AUTOMNE DANS LE PARC

Une brume de cendre argentée a couvert
Les grands bois effeuillés où s’attriste l’Automne ;
Le sommeil engourdit le bassin de Latone,
La solitude rampe au bord du Tapis-Vert.

Le vieux Parc, dédaigneux de toute fantaisie,
Suivant d’amples dessins rectilignes planté,
Étire avec ennui sa grave majesté
Dont le déclin se vêt de tant de poésie.

On avance à pas lents dans une oasis d’art
Où les vaines rumeurs des foules se sont tues.
De leur socle de pierre émergent des statues :
Nous évoquons Coustou, Coysevox et Mansart.

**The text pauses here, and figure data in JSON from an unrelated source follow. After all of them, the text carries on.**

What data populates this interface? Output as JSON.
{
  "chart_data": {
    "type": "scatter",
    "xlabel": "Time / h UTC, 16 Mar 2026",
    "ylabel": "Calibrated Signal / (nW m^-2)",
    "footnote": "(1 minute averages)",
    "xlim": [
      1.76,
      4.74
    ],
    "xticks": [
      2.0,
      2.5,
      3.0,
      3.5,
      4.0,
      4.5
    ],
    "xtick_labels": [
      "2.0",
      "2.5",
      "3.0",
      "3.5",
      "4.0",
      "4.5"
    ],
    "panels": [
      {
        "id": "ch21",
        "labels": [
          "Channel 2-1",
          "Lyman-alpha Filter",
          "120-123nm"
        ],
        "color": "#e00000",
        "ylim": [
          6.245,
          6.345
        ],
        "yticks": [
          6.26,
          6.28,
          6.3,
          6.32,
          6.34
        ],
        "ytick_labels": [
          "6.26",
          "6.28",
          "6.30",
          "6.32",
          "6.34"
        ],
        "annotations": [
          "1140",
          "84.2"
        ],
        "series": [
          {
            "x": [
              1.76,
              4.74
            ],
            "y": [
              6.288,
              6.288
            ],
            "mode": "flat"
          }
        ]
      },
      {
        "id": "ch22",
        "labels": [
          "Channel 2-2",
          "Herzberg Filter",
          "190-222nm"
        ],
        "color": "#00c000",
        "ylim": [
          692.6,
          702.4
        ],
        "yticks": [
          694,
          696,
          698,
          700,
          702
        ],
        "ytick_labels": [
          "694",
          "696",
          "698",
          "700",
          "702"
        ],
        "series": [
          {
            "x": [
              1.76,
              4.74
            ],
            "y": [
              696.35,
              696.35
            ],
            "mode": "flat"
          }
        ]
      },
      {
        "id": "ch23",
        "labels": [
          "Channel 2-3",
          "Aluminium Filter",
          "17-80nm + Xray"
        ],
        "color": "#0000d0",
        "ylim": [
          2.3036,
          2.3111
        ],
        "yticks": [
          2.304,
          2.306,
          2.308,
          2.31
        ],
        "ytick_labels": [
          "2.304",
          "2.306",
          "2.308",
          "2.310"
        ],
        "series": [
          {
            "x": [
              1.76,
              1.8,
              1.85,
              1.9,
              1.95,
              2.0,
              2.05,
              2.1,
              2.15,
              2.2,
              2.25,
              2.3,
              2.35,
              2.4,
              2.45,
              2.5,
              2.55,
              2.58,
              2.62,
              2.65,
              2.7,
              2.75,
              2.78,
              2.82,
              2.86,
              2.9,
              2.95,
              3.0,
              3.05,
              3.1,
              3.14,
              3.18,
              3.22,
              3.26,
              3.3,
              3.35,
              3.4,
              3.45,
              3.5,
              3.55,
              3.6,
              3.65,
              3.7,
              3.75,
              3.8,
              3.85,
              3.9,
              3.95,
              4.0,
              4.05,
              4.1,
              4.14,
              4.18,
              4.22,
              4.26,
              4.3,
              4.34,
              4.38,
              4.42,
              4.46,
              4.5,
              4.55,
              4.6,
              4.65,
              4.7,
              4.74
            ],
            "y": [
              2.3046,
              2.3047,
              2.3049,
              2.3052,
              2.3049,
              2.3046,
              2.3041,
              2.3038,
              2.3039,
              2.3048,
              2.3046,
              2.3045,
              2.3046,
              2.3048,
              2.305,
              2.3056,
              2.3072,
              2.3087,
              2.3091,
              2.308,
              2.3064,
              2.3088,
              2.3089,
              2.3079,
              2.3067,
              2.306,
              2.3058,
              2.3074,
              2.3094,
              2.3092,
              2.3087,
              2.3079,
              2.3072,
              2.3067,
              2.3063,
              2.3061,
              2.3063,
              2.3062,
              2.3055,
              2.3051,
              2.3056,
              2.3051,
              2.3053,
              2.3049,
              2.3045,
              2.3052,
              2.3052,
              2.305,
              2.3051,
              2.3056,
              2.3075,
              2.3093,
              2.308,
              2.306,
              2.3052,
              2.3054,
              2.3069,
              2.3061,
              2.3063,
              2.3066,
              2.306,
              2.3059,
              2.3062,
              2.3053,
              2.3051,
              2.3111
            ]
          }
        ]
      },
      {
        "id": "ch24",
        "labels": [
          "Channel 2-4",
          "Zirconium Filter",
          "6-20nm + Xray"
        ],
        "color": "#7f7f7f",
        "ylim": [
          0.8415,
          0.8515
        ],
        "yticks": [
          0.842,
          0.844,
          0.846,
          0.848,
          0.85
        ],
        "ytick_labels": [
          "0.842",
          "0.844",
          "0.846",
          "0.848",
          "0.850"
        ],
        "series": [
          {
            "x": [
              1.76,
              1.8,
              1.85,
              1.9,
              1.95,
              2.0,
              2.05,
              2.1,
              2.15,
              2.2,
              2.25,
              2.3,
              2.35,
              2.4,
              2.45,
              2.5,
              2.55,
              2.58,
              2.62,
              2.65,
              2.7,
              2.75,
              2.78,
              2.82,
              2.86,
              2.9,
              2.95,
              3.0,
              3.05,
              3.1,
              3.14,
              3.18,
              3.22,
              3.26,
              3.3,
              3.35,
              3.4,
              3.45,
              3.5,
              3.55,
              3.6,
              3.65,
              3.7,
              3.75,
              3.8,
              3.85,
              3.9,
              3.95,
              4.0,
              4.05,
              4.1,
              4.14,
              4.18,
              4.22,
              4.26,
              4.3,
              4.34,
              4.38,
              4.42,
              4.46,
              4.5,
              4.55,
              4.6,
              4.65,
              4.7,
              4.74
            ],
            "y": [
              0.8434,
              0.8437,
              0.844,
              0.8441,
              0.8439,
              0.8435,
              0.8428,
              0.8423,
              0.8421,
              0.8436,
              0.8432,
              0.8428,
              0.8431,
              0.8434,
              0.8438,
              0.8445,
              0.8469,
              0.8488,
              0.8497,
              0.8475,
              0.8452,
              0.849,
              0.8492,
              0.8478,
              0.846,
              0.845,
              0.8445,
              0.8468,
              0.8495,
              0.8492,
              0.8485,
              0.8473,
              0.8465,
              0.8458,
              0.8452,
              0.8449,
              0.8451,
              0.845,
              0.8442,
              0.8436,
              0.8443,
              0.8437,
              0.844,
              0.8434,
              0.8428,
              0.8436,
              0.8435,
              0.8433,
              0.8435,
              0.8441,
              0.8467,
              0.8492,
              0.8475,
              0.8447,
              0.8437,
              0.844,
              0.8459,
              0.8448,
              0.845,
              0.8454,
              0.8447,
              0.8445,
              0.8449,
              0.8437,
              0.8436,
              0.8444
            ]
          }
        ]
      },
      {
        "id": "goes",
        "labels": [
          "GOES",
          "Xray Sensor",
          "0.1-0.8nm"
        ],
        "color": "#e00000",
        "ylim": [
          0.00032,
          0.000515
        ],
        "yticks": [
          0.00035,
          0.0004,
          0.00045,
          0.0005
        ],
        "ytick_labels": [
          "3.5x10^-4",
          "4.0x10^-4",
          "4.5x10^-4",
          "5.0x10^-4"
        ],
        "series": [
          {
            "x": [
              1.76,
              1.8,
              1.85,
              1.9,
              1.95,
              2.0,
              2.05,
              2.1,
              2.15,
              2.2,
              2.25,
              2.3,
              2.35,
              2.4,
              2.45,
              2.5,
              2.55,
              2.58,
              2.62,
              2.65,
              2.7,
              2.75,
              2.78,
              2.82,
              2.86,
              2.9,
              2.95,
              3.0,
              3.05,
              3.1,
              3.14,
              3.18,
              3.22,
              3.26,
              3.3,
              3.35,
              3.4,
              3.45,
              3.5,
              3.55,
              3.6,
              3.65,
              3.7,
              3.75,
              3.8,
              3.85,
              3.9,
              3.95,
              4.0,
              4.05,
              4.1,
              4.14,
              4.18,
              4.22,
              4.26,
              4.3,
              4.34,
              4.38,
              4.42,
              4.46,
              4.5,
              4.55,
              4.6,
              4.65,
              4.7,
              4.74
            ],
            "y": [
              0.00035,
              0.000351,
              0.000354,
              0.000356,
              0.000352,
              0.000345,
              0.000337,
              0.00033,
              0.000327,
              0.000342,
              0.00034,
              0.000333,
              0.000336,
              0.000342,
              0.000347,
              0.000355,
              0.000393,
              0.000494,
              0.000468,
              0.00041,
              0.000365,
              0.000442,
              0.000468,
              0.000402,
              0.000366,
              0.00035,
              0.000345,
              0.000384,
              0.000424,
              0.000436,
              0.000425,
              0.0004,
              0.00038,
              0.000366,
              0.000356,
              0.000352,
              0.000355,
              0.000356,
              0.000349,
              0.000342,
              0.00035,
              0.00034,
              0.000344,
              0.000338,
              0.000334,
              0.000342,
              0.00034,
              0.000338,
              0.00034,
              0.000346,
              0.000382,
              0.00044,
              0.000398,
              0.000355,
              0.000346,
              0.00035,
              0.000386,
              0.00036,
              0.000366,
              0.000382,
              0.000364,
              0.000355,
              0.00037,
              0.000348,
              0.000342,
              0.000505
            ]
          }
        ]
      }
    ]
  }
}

Comme dans une nef, à travers les verrières,
Les rayons du soleil pénètrent par endroits ;
Et des arbres, pareils à de hauts piliers droits,
On dirait qu’il descend un conseil de prières.

Nous aimons le frisson de ces âges passés,
L’or du soleil jouant sur l’or des feuilles jaunes,
Le regard indulgent des Termes et des Faunes
Dont le temps a poli les rires grimacés.

Ces maîtres d’autrefois que notre amour vénèree
Errent par les beaux soirs au fond des bois touffus,
Robustes et vivants, et pareils à ces fûts
Cambrant avec fierté leur orgueil centenaire.

Là, s’épure l’amour devant tant de grandeur ;
Et nous rêvons qu’après la mort on nous enterre
Au pied d’un dieu sylvain qui songe solitaire
Et dont l’âge ennoblit l’immobile splendeur.

Nous rêvons qu’on nous rende à l’ombre maternelle
De ce Parc, où bruit le vol de nos aveux,
Quand nos deux âmes sœurs, jetant leurs derniers feux,
S’éteindront à jamais dans la nuit éternelle.

Que tout ce qui fut nous demeure enseveli
En un coin de ce Parc où personne ne passe,
Plus perdu que le plus faible point de l’espace,
Sous un tombeau muré de silence et d’oubli.